With more grades returning to school in coming weeks, parents and guardians should keep the lines of communication open through frank conversations and feedback, an education expert says.
“Our children are being faced with many challenges from different fronts during this time, and despite their schools being familiar spaces, that to which they are returning is looking different to the way it did before,” says John Luis, Head of Academics at ADvTECH Schools.
“On the home front, they would have been exposed to the concerns around fear of Covid-19, the economic impact of the lockdown, keeping their educational journeys on track despite not being physically in school, and many other stressors,” he notes.
“It’s important that parents help students understand – in an age-appropriate way – that although we are going back to ‘normal’, things will be different for quite some time still, and to help them prepare mentally and emotionally for the changes that may be on the cards.
“Parents should also be realistic and not expect students to bounce back into the school groove immediately – it is going to take some time to adjust to reshuffled curricula on the one hand, and the logistical requirements around staying as safe as possible for the foreseeable future, while the virus remains a threat,” says Luis.
He says as a first step, parents should study the information they received from schools, so that they understand how adjusted logistics will work, what will be expected from students in terms of mask wearing and social distancing, as well as any other novel processes and procedures. These should then be shared and discussed with students to ensure they are not caught off-guard.
“Parents have an important role to play in helping their children understand the situation, acknowledging their emotional responses, and helping them navigate these feelings in a healthy way,” says Luis.
It is also necessary to design and start implementing new routines, he says.
“School times may be staggered, and there will be no extra-murals, so the school day will also look different. Parents who work may need to consider how they are going to manage these changed logistics, and must devise a plan for how the day will look going forward. Children would have, to some degree, become used to taking the day and their own time management on their own terms, so waking up very early again while it is still dark, and sticking to a stricter routine, may take some getting used to.

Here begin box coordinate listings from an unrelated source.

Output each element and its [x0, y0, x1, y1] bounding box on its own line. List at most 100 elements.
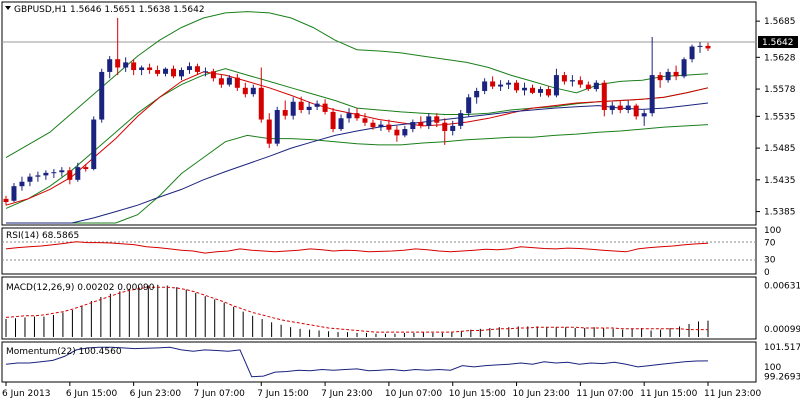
- candle-body: [530, 87, 535, 93]
- candle-body: [514, 82, 520, 91]
- candle-body: [115, 59, 121, 68]
- candle-body: [186, 66, 192, 71]
- candle-body: [75, 167, 81, 180]
- candle-body: [290, 101, 296, 116]
- candle-body: [51, 172, 57, 174]
- candle-body: [67, 170, 73, 180]
- candle-body: [633, 105, 639, 117]
- candle-body: [147, 67, 153, 71]
- macd-panel: 0.00631 0.00099 MACD(12,26,9) 0.00202 0.0…: [1, 276, 800, 340]
- momentum-panel-frame: [1, 341, 757, 383]
- candle-body: [59, 170, 65, 173]
- candle-body: [577, 80, 583, 85]
- x-tick-label: 11 Jun 07:00: [576, 389, 633, 399]
- candle-body: [19, 181, 25, 187]
- candle-body: [314, 103, 320, 107]
- candle-body: [298, 101, 304, 111]
- candle-body: [498, 84, 504, 87]
- candle-body: [362, 118, 368, 123]
- y-tick-label: 1.5578: [764, 85, 796, 95]
- y-tick-label: 1.5485: [764, 144, 796, 154]
- symbol-header: GBPUSD,H1 1.5646 1.5651 1.5638 1.5642: [14, 5, 205, 15]
- candle-body: [522, 87, 528, 91]
- x-tick-label: 7 Jun 07:00: [193, 389, 245, 399]
- bb-upper-line: [5, 11, 709, 159]
- y-tick-label: 1.5385: [764, 208, 796, 218]
- candle-body: [226, 77, 232, 85]
- candle-body: [386, 124, 392, 130]
- macd-histogram: [5, 284, 709, 337]
- candle-body: [593, 82, 599, 90]
- candle-body: [537, 89, 543, 93]
- x-tick-label: 10 Jun 23:00: [513, 389, 570, 399]
- momentum-polyline: [5, 346, 709, 378]
- x-tick-label: 6 Jun 23:00: [130, 389, 182, 399]
- x-tick-label: 7 Jun 15:00: [257, 389, 309, 399]
- candlesticks: [3, 17, 711, 206]
- y-tick-label: 1.5435: [764, 176, 796, 186]
- candle-body: [601, 82, 607, 111]
- macd-signal-polyline: [5, 286, 708, 333]
- candle-body: [649, 75, 655, 114]
- candle-body: [330, 111, 336, 130]
- macd-tick-label: 0.00631: [764, 281, 800, 291]
- candle-body: [545, 89, 551, 96]
- x-tick-label: 10 Jun 15:00: [449, 389, 506, 399]
- candle-body: [107, 59, 113, 72]
- candle-body: [697, 45, 703, 47]
- rsi-tick-label: 70: [764, 239, 776, 249]
- candle-body: [346, 113, 352, 119]
- candle-body: [322, 103, 328, 112]
- candle-body: [274, 110, 280, 144]
- candle-body: [242, 87, 248, 95]
- candle-body: [553, 75, 559, 96]
- candle-body: [3, 198, 9, 203]
- candle-body: [434, 116, 440, 123]
- candle-body: [171, 68, 177, 77]
- candle-body: [35, 175, 41, 177]
- current-price-label: 1.5642: [762, 38, 794, 48]
- macd-tick-label: 0.00099: [764, 325, 800, 335]
- candle-body: [474, 90, 480, 98]
- candle-body: [155, 70, 161, 74]
- candle-body: [266, 119, 272, 144]
- candle-body: [705, 45, 711, 49]
- bb-lower-line: [6, 124, 709, 224]
- x-tick-label: 11 Jun 15:00: [640, 389, 697, 399]
- rsi-panel: 100 70 30 0 RSI(14) 68.5865: [1, 226, 781, 278]
- candle-body: [466, 97, 472, 114]
- rsi-polyline: [5, 241, 709, 254]
- candle-body: [402, 129, 408, 136]
- candle-body: [250, 87, 256, 95]
- candle-body: [426, 116, 432, 126]
- candle-body: [83, 167, 89, 170]
- x-axis: 6 Jun 2013 6 Jun 15:00 6 Jun 23:00 7 Jun 07…: [2, 382, 761, 399]
- candle-body: [673, 71, 679, 77]
- x-tick-label: 11 Jun 23:00: [704, 389, 761, 399]
- candle-body: [506, 82, 512, 85]
- momentum-tick-label: 101.5178: [764, 343, 800, 353]
- rsi-y-axis: 100 70 30 0: [764, 226, 781, 278]
- candle-body: [131, 62, 137, 71]
- candle-body: [338, 118, 344, 130]
- candle-body: [163, 68, 169, 74]
- rsi-line: [5, 241, 709, 254]
- candle-body: [99, 71, 105, 120]
- macd-panel-frame: [1, 276, 757, 340]
- macd-title: MACD(12,26,9) 0.00202 0.00090: [6, 283, 155, 293]
- current-price-box: [758, 36, 798, 48]
- candle-body: [282, 110, 288, 116]
- candle-body: [91, 119, 97, 170]
- rsi-title: RSI(14) 68.5865: [6, 231, 79, 241]
- macd-y-axis: 0.00631 0.00099: [764, 281, 800, 334]
- candle-body: [665, 71, 671, 81]
- candle-body: [202, 71, 208, 73]
- candle-body: [139, 67, 145, 71]
- x-tick-label: 6 Jun 2013: [2, 389, 50, 399]
- momentum-tick-label: 99.2693: [764, 372, 800, 382]
- candle-body: [681, 59, 687, 77]
- rsi-tick-label: 100: [764, 226, 781, 236]
- collapse-triangle-icon[interactable]: [5, 6, 11, 10]
- main-price-panel: 1.5685 1.5628 1.5578 1.5535 1.5485 1.5435 1.53…: [1, 1, 798, 226]
- momentum-line: [5, 346, 709, 378]
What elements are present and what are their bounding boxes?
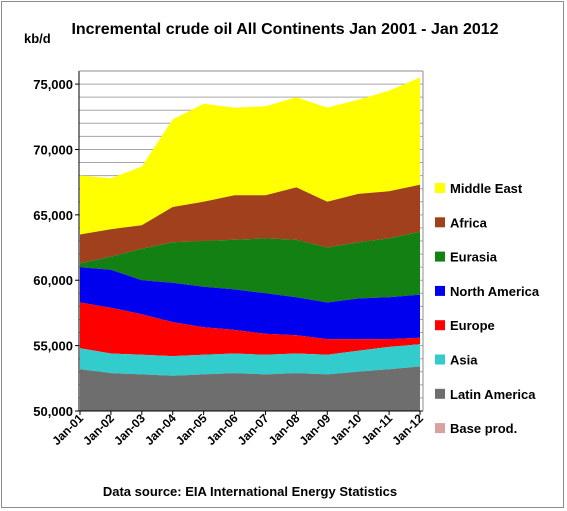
legend-label-latin-america: Latin America <box>450 387 536 402</box>
legend-label-asia: Asia <box>450 353 478 368</box>
y-tick-label: 50,000 <box>33 404 73 419</box>
y-tick-label: 75,000 <box>33 77 73 92</box>
y-tick-label: 60,000 <box>33 273 73 288</box>
legend-label-eurasia: Eurasia <box>450 250 498 265</box>
x-tick-label: Jan-04 <box>142 411 179 448</box>
legend-label-north-america: North America <box>450 284 540 299</box>
legend-swatch-africa <box>435 217 445 228</box>
y-unit-label: kb/d <box>24 31 51 46</box>
x-tick-label: Jan-06 <box>204 411 241 448</box>
axes <box>78 70 424 412</box>
legend-swatch-europe <box>435 320 445 331</box>
legend-label-base-prod: Base prod. <box>450 421 517 436</box>
x-tick-label: Jan-02 <box>80 411 117 448</box>
area-asia <box>80 344 420 376</box>
legend-swatch-eurasia <box>435 251 445 262</box>
data-source-note: Data source: EIA International Energy St… <box>103 484 397 499</box>
x-tick-label: Jan-03 <box>111 411 148 448</box>
area-europe <box>80 302 420 357</box>
area-series <box>80 77 420 411</box>
x-tick-label: Jan-09 <box>297 411 334 448</box>
legend-swatch-middle-east <box>435 183 445 193</box>
area-latin-america <box>80 366 420 411</box>
area-middle-east <box>80 77 420 235</box>
x-tick-label: Jan-08 <box>266 411 303 448</box>
legend-label-africa: Africa <box>450 215 488 230</box>
x-tick-labels: Jan-01Jan-02Jan-03Jan-04Jan-05Jan-06Jan-… <box>49 411 426 448</box>
legend-swatch-latin-america <box>435 388 445 399</box>
x-tick-label: Jan-05 <box>173 411 210 448</box>
legend-label-europe: Europe <box>450 318 495 333</box>
x-tick-label: Jan-07 <box>235 411 272 448</box>
legend: Middle East Africa Eurasia North America Eur… <box>435 181 540 436</box>
y-tick-label: 55,000 <box>33 339 73 354</box>
y-tick-labels: 50,000 55,000 60,000 65,000 70,000 75,000 <box>33 77 79 419</box>
legend-label-middle-east: Middle East <box>450 181 523 196</box>
x-tick-label: Jan-11 <box>359 411 396 448</box>
chart-title: Incremental crude oil All Continents Jan… <box>71 21 498 38</box>
legend-swatch-base-prod <box>435 423 445 434</box>
legend-swatch-north-america <box>435 285 445 296</box>
y-tick-label: 70,000 <box>33 142 73 157</box>
area-eurasia <box>80 231 420 303</box>
y-tick-label: 65,000 <box>33 208 73 223</box>
area-north-america <box>80 267 420 340</box>
x-tick-label: Jan-12 <box>389 411 426 448</box>
legend-swatch-asia <box>435 354 445 365</box>
x-tick-label: Jan-10 <box>328 411 365 448</box>
area-africa <box>80 184 420 264</box>
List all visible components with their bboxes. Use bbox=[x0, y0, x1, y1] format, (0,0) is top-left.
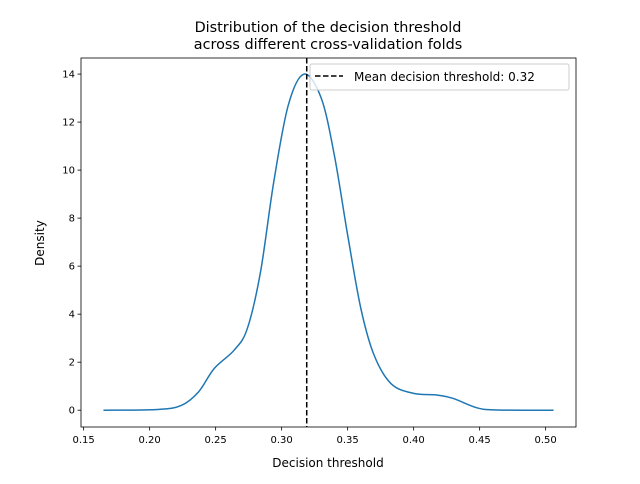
density-curve-0 bbox=[103, 73, 554, 411]
y-tick-label: 2 bbox=[69, 358, 75, 369]
x-tick-label: 0.20 bbox=[139, 435, 161, 446]
y-tick-label: 12 bbox=[62, 118, 75, 129]
x-tick-label: 0.40 bbox=[403, 435, 425, 446]
x-tick-label: 0.30 bbox=[271, 435, 293, 446]
x-tick-label: 0.35 bbox=[337, 435, 359, 446]
y-axis-label: Density bbox=[33, 220, 47, 266]
axes-frame bbox=[80, 57, 577, 428]
legend-box bbox=[309, 63, 570, 91]
y-tick-label: 6 bbox=[69, 262, 75, 273]
y-tick-label: 14 bbox=[62, 70, 75, 81]
x-tick-label: 0.50 bbox=[535, 435, 557, 446]
chart-title-line-1: Distribution of the decision threshold bbox=[195, 20, 462, 36]
y-tick-label: 4 bbox=[69, 310, 75, 321]
y-tick-label: 0 bbox=[69, 406, 75, 417]
x-tick-label: 0.25 bbox=[205, 435, 227, 446]
x-tick-label: 0.45 bbox=[469, 435, 491, 446]
legend-label: Mean decision threshold: 0.32 bbox=[354, 70, 535, 84]
chart-title-line-2: across different cross-validation folds bbox=[194, 37, 462, 53]
legend: Mean decision threshold: 0.32 bbox=[309, 63, 570, 91]
x-axis-label: Decision threshold bbox=[272, 456, 383, 470]
y-tick-label: 8 bbox=[69, 214, 75, 225]
x-tick-label: 0.15 bbox=[73, 435, 95, 446]
y-tick-label: 10 bbox=[62, 166, 75, 177]
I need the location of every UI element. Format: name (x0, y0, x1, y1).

“There are many examples such as these. These will also take their toll, which is why communication is so important, and also an acceptance of the fact that everyone is trying to find their groove again, but that it isn’t always going to be easy. We as parents have to be kind to ourselves in this regard, and also allow our children the space and support to find their own feet.”
Very importantly, some allowance has to be made for the fact that some students might return to find that some of their peers have, during lockdown, mastered work which they have not yet.
“The key to the coming transition, is to understand that things will be different and challenging at first for most, but that with understanding and regular, open communication, the road will become increasingly less rocky.”